Insane campfire, 4K render res, reasonable render times (daytime anim = less than 6.5 mins per frame / night time anim = less than 9 mins per frame)

Emphasis is these are test scenes/renders ...

PS night time scene (and surrounds) is completely lit by the flames and nothing else - I was expecting more of a variation of lighting, a flicker on the rocks/ground/tree
 

prometheus

REBORN
I like the night time fire.

as for variation of lighting, can´t recall exactly how it was with TFD since I do not use it or have it, if it´s only a firelight that lights the scene, and in such case not very physical correct,and you would have to fake it with putting noise envelopes on the firelight.

Otherwise I would think the shader as in Emission shading part, should illuminate the scene, and in such case the variation should occur in the nearby environment, which it seemingly doesn´t.

so, try that, either on the firelight with noise fractals in envelope, or the actual emission being strong enough and react emitt variance lighting on to the environment.

In these samples there are no additional firelight and it´s the black body heat and emission settings that affects the environment as seen on the ground to be lit up..not lightwave, but the principles should be the same and hopefully working in TFD.

Perhaps just boosting upp the emission settings, or some other setting you missed?

 

Axis3d

Lightwave User Since 1990
I like the night time fire.

as for variation of lighting, can´t recall exactly how it was with TFD since I do not use it or have it, if it´s only a firelight that lights the scene, and in such case not very physical correct,and you would have to fake it with putting noise envelopes on the firelight.
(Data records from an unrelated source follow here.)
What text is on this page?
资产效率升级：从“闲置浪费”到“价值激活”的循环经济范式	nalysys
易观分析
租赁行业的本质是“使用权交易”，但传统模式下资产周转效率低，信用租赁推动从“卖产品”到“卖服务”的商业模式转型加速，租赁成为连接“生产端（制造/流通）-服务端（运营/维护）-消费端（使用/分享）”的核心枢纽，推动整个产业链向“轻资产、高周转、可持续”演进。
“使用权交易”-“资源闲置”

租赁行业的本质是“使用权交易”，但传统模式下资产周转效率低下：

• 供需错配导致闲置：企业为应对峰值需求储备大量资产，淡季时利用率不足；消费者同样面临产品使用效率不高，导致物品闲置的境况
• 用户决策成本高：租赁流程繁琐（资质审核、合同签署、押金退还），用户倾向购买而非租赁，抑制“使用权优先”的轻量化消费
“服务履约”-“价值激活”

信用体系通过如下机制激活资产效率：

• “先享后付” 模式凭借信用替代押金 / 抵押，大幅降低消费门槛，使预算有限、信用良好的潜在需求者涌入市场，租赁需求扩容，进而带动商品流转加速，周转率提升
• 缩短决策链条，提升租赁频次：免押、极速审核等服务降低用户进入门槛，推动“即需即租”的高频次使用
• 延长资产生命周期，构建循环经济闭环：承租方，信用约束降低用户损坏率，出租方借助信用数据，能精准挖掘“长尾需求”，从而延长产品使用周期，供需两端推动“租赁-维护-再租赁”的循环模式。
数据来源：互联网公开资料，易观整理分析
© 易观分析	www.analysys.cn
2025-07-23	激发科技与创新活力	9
Otherwise I would think the shader as in Emission shading part, should illuminate the scene, and in such case the variation should occur in the nearby environment, which it seemingly doesn´t.

so, try that, either on the firelight with noise fractals in envelope, or the actual emission being strong enough and react emitt variance lighting on to the environment.
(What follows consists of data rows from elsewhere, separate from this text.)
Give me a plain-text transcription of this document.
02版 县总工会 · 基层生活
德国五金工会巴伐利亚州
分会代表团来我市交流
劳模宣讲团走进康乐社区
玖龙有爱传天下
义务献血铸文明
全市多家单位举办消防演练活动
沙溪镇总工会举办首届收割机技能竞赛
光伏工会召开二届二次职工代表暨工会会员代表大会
In these samples there are no additional firelight and it´s the black body heat and emission settings that affects the environment as seen on the ground to be lit up..not lightwave, but the principles should be the same and hopefully working in TFD.

Perhaps just boosting upp the emission settings, or some other setting you missed?

That's a neat test. But the scale of the smoke, especially, makes the shot look small. But for a quick test, that's pretty cool.
 

prometheus

REBORN
That's a neat test. But the scale of the smoke, especially, makes the shot look small. But for a quick test, that's pretty cool.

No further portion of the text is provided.